Rouge
Les mois ont passé, Noël approche. Le Noël de leur dernière année avant les études, qu'elles accomplissent malheureusement séparées. Ce soir, le premier soir des vacances, Emma et Lily ont prévu de se retrouver chez l'aînée, avec quelques amis. Alors la cadette sort de chez elle, et son père la dépose devant la maison de son amie, comme convenu il y a déjà une semaine. Elle sonne, frappe à la porte, attend une réponse, mais seul le silence se fait entendre. Le vent joue dans les mèches brunes et les volants de la robe rouge de la jeune fille, qui, une fois n'est pas coutume, a délaissé shorts, jeans et joggings pour une tenue de fille, parce qu'elle aime la couleur. Un beau cerise profond, pour une robe de velours, très douce et confortable, comme une délicate étreinte. Une couleur vive sans être agressive, complétée de leggings noirs et d'une paire de bottines.
Lily frappe à nouveau, puis se décide, sort le double des clés, qu'elle a reçu d'Emma, et ouvre la porte avant de s'avancer, repoussant derrière elle le panneau, qui se referme. La maison, le couloir, la chambre.

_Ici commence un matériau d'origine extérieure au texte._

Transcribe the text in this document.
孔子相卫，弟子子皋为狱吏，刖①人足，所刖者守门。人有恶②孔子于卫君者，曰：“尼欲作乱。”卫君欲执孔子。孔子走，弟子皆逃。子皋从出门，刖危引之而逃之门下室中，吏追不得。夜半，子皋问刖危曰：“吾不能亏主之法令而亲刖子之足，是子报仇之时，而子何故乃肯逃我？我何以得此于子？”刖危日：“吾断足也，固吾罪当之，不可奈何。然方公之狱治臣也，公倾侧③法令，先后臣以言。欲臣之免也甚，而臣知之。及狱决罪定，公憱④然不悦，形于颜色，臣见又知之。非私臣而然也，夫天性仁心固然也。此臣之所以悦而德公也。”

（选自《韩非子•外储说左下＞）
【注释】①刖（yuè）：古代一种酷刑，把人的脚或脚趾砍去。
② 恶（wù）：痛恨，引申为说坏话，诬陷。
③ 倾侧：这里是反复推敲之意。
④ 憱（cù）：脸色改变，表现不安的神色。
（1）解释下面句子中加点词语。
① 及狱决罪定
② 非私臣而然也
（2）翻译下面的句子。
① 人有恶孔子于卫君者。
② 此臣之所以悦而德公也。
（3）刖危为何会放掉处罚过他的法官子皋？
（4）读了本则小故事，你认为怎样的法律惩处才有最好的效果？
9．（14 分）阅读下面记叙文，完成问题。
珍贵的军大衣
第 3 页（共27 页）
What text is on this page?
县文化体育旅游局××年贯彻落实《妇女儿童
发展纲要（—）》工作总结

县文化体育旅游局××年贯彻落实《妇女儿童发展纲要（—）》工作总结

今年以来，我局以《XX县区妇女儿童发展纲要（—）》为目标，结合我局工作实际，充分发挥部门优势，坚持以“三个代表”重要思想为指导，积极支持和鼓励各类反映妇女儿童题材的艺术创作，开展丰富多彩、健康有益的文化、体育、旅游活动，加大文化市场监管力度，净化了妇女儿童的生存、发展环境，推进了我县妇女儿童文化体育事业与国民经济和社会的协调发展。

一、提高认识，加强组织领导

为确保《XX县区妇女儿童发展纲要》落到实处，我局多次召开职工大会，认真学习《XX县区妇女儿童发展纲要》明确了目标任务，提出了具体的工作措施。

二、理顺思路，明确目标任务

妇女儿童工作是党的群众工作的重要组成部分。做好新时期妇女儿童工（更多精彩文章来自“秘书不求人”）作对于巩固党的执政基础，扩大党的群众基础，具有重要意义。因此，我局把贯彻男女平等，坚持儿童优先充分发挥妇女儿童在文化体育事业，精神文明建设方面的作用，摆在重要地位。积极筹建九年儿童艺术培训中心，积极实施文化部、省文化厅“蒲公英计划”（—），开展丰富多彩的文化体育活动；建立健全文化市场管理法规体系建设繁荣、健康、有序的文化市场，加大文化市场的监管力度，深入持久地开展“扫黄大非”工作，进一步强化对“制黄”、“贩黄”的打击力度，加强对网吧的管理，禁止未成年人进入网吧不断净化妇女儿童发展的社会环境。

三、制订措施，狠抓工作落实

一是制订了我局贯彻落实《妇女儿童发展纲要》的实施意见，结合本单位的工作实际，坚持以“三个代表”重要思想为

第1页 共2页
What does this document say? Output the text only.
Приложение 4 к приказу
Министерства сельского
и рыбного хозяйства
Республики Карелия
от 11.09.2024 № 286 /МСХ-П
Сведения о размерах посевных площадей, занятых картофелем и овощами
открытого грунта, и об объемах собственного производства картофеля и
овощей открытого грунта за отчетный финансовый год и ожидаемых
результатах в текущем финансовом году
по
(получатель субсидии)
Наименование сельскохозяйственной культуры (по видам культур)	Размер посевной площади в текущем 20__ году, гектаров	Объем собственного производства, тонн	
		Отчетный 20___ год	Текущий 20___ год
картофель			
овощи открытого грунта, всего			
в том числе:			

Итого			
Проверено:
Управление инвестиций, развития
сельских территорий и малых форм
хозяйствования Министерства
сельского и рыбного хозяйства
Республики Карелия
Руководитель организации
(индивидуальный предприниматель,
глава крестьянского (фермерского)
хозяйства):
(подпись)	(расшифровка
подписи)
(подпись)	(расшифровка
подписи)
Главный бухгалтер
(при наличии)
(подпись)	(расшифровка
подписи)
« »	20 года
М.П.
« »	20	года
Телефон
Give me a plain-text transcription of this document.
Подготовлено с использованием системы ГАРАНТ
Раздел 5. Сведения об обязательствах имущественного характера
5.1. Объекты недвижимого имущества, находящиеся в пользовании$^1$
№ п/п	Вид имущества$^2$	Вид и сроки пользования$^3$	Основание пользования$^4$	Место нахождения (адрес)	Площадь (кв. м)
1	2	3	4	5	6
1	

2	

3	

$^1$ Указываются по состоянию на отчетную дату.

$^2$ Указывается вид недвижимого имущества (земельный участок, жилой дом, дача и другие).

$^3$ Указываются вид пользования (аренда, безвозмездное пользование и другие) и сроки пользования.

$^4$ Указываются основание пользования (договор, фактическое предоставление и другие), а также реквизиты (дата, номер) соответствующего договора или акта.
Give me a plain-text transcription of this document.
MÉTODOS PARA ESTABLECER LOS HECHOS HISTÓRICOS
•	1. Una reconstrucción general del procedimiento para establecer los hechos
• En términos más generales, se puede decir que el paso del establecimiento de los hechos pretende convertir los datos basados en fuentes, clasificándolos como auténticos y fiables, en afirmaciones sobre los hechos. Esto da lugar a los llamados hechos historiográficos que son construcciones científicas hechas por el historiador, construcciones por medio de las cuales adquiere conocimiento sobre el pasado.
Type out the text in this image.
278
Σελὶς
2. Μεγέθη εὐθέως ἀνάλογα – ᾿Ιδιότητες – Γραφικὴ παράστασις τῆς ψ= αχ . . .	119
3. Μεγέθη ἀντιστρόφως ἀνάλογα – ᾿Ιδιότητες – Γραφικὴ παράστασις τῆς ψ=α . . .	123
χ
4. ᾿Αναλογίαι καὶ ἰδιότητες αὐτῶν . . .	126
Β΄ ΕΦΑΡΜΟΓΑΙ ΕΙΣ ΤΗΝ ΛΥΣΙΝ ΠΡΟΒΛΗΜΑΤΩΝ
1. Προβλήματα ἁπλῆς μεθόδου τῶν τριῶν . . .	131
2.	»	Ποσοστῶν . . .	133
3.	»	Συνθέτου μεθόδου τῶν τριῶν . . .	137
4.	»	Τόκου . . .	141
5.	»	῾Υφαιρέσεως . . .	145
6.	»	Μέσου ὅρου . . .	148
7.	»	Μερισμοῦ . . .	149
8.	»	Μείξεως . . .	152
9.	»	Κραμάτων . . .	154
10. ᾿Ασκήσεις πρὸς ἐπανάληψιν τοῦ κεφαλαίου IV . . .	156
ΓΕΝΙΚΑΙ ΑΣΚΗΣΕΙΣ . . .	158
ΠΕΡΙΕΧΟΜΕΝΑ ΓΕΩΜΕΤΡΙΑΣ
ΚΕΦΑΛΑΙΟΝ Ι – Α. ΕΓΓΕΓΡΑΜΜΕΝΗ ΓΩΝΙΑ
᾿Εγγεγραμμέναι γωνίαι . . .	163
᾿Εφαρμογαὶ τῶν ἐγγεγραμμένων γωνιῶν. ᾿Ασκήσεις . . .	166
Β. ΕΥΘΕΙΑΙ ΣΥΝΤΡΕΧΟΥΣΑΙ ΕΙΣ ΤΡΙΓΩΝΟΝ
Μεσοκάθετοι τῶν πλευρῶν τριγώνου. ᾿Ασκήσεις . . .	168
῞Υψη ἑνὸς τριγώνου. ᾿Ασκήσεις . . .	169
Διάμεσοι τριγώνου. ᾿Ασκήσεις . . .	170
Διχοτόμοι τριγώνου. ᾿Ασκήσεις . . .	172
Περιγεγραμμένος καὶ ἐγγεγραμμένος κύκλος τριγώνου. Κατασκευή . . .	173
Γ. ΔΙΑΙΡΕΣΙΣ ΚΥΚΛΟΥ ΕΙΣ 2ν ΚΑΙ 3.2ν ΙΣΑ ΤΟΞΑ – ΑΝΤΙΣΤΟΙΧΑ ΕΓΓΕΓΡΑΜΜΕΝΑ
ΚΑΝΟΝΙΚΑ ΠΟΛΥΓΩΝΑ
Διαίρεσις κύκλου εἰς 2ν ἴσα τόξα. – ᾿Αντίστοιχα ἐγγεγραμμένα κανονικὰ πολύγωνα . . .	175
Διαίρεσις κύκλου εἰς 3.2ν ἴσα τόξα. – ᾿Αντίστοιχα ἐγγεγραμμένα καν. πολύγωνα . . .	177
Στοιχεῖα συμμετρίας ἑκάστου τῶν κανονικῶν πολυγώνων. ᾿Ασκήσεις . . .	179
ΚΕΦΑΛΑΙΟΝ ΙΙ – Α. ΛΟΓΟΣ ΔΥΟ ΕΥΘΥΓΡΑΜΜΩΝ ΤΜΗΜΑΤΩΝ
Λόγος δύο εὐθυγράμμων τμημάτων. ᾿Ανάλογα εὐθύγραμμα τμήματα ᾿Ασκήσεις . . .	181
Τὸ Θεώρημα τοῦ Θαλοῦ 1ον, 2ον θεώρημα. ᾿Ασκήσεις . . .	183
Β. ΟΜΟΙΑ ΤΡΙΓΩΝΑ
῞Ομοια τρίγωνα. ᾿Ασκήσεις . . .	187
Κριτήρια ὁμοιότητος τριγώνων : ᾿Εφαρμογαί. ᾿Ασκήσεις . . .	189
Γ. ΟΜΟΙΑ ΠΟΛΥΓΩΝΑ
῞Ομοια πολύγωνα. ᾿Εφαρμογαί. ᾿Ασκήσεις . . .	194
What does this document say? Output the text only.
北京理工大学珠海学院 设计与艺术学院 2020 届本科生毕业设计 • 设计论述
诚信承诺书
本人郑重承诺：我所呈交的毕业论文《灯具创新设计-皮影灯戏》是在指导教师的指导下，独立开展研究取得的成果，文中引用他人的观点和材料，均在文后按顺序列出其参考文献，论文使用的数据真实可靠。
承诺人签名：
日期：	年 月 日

L'adolescente s'arrête quelques secondes, lève une main, frappe doucement, trois coups. Un tintement clair de l'autre côté de la porte attire son attention, la voix d'Emma répond, puis des pas se font entendre. Mais le panneau de bois ne s'écarte pas. Et en son coeur, la jeune fille sait déjà ce qu'elle va trouver. Alors quand Emma vient lui ouvrir, ses cheveux roux flamboyants, elle lui sourit doucement, d'un sourire qui n'éclaire pas ses yeux, et lui prend délicatement la main, toutes deux s'asseyant sur le lit, dont la couette représente une kokeshi vêtue de rouge.
« Tu as recommencé. » murmure seulement la brune à la rousse, sans jugement, seulement avec tristesse.
De nouveaux traits rouges se dessinent sur les bras de l'adolescente, certains où perlent encore des gouttes de sang, et chaque ligne semble avoir été dessinée dans le coeur de Lily tant elle a mal et envie de pleurer. Elle a peur, aussi. Une peur qu'elle ne contrôle plus, celle de perdre sa meilleure amie et son petit soleil. Lentement, elle se lève, va dans la salle de bain et en ramène de quoi nettoyer les blessures d'Emma, sans un mot, s'activant en silence jusqu'à ce que les poignets de l'aînée soient couverts de bandages blancs, aux dessins rouges de sang. Puis elle entrelace à nouveau leurs doigts et souffle :
« T'es trop belle pour ce monde, Emma, je l'ai toujours su. C'était toi, le vrai ange de notre duo. Mais ça me fait mal de te voir te détruire, et j'ai besoin de toi... S'il te plait, Emma. Je t'en prie, parle-moi quand ça ne va pas. Tu n'es pas seule, grande soeur, tu sais. Mais je ne peux rien faire si tu ne me dis rien, seulement m'en douter et rester impuissante. Ton corps n'a pas à payer pour les blessures de ton esprit et de ton coeur, pour toutes les conneries des autres. J'ai peur, grande soeur... Peur de te perdre. »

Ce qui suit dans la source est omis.